Communication du 6 mai 2024 de :
- Anne-Marie GALLEN, Présidente de la chambre à la cour d’appel de Douai et présidente de Cour d’assises et de cour criminelle départementale
- Olivier LEURENT, Président du tribunal judiciaire de Marseille, ancien président de la Cour d’assises de Paris
Thème de la communication : Regards sur la cour d’assises avec ou sans jurés
Synthèse de la séance
Le vice-président, Jean-Robert Pitte ouvre la séance en excusant le président Bruno Cotte, absent pour raison de santé, et en transmettant ses regrets de ne pouvoir être présent.
Olivier Leurent commence son propos en rappelant que la Cour d’Assises est une juridiction emblématique d’une justice rendue au nom du peuple français, qui revendique aujourd’hui, légitimement, un droit de regard sur la justice, qu’il conçoit comme un service public et un pouvoir indépendant, essentiels à l’État de droit.
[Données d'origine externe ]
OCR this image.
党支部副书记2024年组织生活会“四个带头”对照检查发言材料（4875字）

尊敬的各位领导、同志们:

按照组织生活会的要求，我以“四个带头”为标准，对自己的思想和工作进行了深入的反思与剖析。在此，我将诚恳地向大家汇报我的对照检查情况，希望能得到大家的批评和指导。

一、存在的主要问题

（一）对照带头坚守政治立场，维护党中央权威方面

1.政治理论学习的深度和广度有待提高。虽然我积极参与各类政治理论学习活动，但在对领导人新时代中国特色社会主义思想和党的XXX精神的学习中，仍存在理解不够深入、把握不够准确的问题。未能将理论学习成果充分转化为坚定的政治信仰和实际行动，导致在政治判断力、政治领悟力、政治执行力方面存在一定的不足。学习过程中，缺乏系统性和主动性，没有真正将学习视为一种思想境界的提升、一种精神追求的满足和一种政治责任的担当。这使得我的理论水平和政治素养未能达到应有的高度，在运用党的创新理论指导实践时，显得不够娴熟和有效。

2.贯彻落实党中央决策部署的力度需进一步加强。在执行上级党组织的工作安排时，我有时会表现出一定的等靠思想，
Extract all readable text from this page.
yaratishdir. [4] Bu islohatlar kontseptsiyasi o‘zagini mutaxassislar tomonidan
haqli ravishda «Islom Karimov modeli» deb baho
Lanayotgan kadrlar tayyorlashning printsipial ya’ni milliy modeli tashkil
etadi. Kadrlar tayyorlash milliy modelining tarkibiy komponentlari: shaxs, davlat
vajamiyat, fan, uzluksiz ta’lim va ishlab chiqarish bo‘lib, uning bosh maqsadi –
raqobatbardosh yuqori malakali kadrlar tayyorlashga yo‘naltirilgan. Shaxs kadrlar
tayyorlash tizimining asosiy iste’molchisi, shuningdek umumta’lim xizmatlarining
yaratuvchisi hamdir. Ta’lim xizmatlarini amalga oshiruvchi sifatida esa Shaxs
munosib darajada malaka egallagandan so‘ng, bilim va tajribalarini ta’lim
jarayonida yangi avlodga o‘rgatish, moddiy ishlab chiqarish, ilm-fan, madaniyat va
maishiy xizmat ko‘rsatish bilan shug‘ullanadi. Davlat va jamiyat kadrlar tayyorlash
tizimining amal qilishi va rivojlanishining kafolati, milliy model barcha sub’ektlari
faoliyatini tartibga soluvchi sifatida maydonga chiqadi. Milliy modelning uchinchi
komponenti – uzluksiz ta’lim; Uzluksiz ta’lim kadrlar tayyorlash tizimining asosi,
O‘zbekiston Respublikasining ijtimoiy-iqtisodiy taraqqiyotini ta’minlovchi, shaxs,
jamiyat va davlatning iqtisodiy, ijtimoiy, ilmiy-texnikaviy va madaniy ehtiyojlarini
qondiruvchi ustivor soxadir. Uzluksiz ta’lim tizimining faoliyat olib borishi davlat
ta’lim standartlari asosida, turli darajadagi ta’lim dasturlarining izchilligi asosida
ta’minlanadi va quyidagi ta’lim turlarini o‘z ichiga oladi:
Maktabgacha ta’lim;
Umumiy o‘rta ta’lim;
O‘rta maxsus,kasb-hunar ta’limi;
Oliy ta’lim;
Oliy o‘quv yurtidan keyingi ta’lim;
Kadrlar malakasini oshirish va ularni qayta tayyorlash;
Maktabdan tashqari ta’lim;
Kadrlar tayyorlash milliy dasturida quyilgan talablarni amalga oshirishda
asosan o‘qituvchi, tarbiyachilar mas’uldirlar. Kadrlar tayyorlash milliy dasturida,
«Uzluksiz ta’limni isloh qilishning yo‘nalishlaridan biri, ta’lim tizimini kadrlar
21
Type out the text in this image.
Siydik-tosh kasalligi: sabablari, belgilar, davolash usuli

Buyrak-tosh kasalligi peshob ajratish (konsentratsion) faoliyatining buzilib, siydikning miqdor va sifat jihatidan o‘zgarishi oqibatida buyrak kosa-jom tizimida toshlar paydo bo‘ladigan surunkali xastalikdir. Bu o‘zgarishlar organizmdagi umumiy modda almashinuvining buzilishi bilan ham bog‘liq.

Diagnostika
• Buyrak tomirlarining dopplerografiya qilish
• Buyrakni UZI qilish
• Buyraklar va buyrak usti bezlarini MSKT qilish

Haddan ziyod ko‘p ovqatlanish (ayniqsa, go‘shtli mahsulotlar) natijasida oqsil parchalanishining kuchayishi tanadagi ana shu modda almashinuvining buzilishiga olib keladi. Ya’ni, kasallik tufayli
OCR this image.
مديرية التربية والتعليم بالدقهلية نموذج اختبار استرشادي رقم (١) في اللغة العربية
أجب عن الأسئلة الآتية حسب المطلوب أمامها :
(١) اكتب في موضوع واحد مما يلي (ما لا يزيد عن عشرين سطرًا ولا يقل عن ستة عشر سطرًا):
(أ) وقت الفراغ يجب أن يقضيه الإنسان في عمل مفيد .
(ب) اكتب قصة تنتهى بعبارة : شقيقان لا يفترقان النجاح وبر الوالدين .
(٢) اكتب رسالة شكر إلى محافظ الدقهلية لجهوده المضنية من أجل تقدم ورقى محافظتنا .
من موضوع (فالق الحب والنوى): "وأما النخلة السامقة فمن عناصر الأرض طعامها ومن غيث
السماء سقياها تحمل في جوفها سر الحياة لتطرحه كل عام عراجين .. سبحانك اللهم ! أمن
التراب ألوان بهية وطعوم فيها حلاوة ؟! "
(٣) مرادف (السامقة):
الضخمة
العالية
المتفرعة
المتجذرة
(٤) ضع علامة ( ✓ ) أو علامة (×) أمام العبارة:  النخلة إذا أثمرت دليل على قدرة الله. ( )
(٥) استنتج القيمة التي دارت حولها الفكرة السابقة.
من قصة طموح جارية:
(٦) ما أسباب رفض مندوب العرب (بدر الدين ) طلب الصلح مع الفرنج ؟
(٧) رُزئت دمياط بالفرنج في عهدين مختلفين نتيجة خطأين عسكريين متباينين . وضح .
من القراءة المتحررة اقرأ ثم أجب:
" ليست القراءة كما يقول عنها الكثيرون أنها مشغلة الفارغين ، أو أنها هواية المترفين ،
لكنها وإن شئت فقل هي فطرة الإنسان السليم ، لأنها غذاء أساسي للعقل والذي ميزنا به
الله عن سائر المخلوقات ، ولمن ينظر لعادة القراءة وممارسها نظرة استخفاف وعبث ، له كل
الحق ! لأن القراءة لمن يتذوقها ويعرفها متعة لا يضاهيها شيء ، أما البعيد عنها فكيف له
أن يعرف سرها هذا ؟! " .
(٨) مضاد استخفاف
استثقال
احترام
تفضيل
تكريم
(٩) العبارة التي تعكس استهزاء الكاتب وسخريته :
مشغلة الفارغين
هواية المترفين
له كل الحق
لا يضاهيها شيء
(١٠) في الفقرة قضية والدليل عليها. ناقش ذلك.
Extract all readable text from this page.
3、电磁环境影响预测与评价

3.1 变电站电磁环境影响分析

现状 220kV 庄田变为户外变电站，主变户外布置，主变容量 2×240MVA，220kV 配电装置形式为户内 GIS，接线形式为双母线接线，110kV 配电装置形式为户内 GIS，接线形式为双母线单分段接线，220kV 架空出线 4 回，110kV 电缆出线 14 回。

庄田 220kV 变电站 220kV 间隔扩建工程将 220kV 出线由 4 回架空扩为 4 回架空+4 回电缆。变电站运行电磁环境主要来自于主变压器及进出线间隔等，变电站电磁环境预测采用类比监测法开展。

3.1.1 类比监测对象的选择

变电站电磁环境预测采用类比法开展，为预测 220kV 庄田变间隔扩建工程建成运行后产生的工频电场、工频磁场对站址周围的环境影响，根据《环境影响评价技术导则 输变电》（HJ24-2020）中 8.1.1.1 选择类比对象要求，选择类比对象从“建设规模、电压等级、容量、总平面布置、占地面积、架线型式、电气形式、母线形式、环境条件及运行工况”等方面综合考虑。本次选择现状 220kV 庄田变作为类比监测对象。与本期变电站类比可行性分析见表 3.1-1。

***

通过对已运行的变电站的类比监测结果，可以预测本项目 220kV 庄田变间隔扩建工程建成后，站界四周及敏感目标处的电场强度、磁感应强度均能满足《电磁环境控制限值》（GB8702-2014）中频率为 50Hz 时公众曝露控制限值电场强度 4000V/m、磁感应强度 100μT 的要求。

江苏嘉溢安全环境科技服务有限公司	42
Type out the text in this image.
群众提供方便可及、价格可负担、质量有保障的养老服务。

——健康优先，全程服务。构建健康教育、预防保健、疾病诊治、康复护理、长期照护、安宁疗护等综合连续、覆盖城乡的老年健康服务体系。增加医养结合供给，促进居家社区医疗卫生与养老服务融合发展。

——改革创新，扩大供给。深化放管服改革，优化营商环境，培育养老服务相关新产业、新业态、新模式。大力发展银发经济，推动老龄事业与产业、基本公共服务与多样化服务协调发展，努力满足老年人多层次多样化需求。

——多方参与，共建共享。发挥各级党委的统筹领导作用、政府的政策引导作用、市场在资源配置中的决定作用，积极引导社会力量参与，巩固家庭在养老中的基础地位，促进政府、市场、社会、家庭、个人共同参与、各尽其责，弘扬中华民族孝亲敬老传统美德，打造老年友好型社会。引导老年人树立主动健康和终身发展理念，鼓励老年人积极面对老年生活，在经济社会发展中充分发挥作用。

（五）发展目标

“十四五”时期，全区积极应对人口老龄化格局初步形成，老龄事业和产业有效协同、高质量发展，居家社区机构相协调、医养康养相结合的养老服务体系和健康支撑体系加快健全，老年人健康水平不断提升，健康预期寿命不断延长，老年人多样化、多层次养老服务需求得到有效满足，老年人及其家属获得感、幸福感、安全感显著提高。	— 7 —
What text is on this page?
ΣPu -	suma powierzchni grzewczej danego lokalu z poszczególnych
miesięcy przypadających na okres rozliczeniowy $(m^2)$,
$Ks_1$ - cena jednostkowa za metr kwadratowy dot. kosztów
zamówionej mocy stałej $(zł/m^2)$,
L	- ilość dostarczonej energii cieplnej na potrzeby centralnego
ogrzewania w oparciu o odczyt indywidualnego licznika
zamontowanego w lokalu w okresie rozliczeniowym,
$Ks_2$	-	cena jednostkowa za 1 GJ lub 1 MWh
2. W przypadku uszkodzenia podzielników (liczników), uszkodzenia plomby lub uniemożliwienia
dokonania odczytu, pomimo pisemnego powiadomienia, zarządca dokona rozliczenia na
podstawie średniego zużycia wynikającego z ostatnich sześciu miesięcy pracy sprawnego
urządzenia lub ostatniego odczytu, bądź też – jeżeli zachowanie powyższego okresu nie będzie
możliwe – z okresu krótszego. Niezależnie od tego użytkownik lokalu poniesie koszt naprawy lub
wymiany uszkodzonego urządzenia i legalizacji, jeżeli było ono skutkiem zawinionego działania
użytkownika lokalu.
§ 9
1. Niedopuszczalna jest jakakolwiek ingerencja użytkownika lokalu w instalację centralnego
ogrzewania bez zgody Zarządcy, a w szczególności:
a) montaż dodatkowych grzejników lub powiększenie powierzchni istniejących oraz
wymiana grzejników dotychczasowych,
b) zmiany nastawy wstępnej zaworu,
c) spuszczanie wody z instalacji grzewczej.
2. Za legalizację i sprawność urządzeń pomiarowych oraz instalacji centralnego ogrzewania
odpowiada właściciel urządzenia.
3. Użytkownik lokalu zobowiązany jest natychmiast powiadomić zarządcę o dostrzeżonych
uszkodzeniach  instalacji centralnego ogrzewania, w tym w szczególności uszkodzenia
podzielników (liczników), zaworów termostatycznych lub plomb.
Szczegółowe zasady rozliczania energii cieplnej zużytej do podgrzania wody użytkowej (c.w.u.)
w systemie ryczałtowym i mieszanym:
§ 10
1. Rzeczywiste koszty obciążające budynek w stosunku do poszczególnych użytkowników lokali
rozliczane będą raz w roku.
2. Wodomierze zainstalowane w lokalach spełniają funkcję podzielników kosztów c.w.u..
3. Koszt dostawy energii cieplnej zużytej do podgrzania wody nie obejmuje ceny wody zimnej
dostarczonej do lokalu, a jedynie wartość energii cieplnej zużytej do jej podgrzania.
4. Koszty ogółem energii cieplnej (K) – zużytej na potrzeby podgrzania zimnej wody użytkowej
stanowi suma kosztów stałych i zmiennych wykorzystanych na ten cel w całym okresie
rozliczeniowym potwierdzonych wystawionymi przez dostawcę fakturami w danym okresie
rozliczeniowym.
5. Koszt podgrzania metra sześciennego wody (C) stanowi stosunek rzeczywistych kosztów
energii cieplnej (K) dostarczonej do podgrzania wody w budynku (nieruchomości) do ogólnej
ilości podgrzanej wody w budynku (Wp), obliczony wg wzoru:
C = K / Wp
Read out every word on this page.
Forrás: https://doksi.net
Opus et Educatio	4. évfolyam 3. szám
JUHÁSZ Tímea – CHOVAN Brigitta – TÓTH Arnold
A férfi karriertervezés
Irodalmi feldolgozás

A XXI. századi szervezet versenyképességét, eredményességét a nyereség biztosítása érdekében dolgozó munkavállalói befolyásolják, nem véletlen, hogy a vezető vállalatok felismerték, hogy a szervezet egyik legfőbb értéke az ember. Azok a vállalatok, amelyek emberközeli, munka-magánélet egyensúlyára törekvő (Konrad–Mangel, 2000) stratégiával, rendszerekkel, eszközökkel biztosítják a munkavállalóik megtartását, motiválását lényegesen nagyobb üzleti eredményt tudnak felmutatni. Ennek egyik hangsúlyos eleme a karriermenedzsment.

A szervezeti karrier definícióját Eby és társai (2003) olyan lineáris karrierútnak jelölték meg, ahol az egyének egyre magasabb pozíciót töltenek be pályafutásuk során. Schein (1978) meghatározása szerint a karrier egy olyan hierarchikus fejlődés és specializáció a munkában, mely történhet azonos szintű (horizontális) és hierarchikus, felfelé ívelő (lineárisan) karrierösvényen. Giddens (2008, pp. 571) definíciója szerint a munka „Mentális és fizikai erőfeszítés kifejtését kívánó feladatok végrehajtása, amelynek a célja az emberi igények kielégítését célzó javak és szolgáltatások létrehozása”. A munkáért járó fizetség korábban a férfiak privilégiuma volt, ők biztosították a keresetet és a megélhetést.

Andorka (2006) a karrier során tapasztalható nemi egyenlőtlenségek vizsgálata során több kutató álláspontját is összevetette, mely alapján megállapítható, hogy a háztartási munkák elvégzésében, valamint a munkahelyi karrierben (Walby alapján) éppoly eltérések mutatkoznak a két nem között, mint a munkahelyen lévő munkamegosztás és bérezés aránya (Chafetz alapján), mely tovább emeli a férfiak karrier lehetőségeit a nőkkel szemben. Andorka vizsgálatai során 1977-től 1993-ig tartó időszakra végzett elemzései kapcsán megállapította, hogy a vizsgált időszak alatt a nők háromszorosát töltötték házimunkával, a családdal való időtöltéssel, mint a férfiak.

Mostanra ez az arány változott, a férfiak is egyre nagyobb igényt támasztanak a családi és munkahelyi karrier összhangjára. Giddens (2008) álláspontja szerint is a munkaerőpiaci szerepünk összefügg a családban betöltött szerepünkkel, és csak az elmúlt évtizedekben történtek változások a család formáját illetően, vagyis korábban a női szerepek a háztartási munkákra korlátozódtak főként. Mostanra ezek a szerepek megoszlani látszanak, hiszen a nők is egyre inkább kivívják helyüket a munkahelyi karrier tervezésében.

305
La Cour d’assises est la fille de la Révolution française. En effet, la déclinaison judiciaire de la notion de souveraineté nationale implique que la justice soit rendue au nom du peuple français par des représentants de la Nation. La Constitution du 3 septembre 1791 met en place des tribunaux criminels départementaux composés d’un jury populaire compétent pour statuer sur la culpabilité ; tandis que des juges ont pour mission de déterminer la peine. Dès cette période les grands principes qui régissent la Cour d’assises sont énoncés : le principe de l’oralité des débats (l’intégralité des éléments du dossiers d’instruction est débattue oralement et le dossier n’est pas emporté dans la salle des délibérés), le principe de leur publicité (c’est la fin de la lettre de cachet) et le respect du contradictoire (qui signifie qu’aucune pièce ne peut être utilisée au cours des débats si elle n’a pas été communiquée préalablement à l’ensemble des parties avec un temps suffisant pour en prendre connaissance). Elle se caractérise également par une procédure inquisitoire et non accusatoire, ce qui distingue fondamentalement le rôle du président de celui des juridictions des pays de Common Law ou des juridictions pénales internationales d’inspiration anglo-saxonne : il dirige les débats de manière totalement impartiale en veillant que ceux-ci soient autant à charge qu’à décharge et que le temps de parole soit équilibré entre accusation, parties civiles et défense.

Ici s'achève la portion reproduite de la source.